In my opinion this gives dwf's a whole new light. So the battle continues.

Thursday, May 04, 2006

Adding Blocks to Schedules

Door elevations are fairly typical on most projects. So typical, that we tend to not care if we have elevations that we stole from other projects, and one or several of those stolen elevations do not apply to our project. This can lead to confusion for our poor contractor. I have inserted a standard door elevation block numerous times on my jobs and never even thought to double check to see if they are all actually being used. This can lead to RFI’s, and even change orders, if they do not match the door schedule.

ADT 2007 has introduced the ability to insert blocks into schedules. With this we can tie the door elevation blocks to our door objects in our plan, which insures that they match both our plan and our door schedules. This is a simple process that could lead to less RFI’s and/or change orders.

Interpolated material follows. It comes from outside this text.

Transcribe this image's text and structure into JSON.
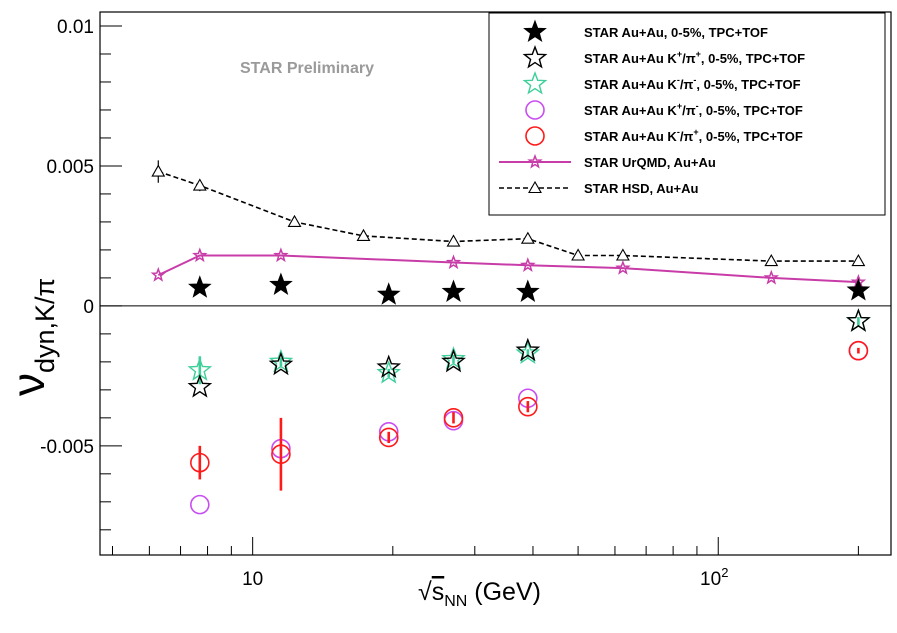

To the left is a sample schedule, that I created in ADT 2007, that is using standard blocks as the elevations. They are fairly simple to create, and once they are created you can use them over and over again on your projects. You can assign a tag property set to the door to indicate the type, and have that tag be listed in the door schedule. If all the doors of one type are deleted from your plan, then the door elevation schedule will update to reflect that change by removing it from the schedule. One downside of this new feature is that you can not use the door objects in ADT to generate the door elevations. You have to use existing blocks or simply draw the elevation using lines and save it as a block. (Maybe that will be in 2008.)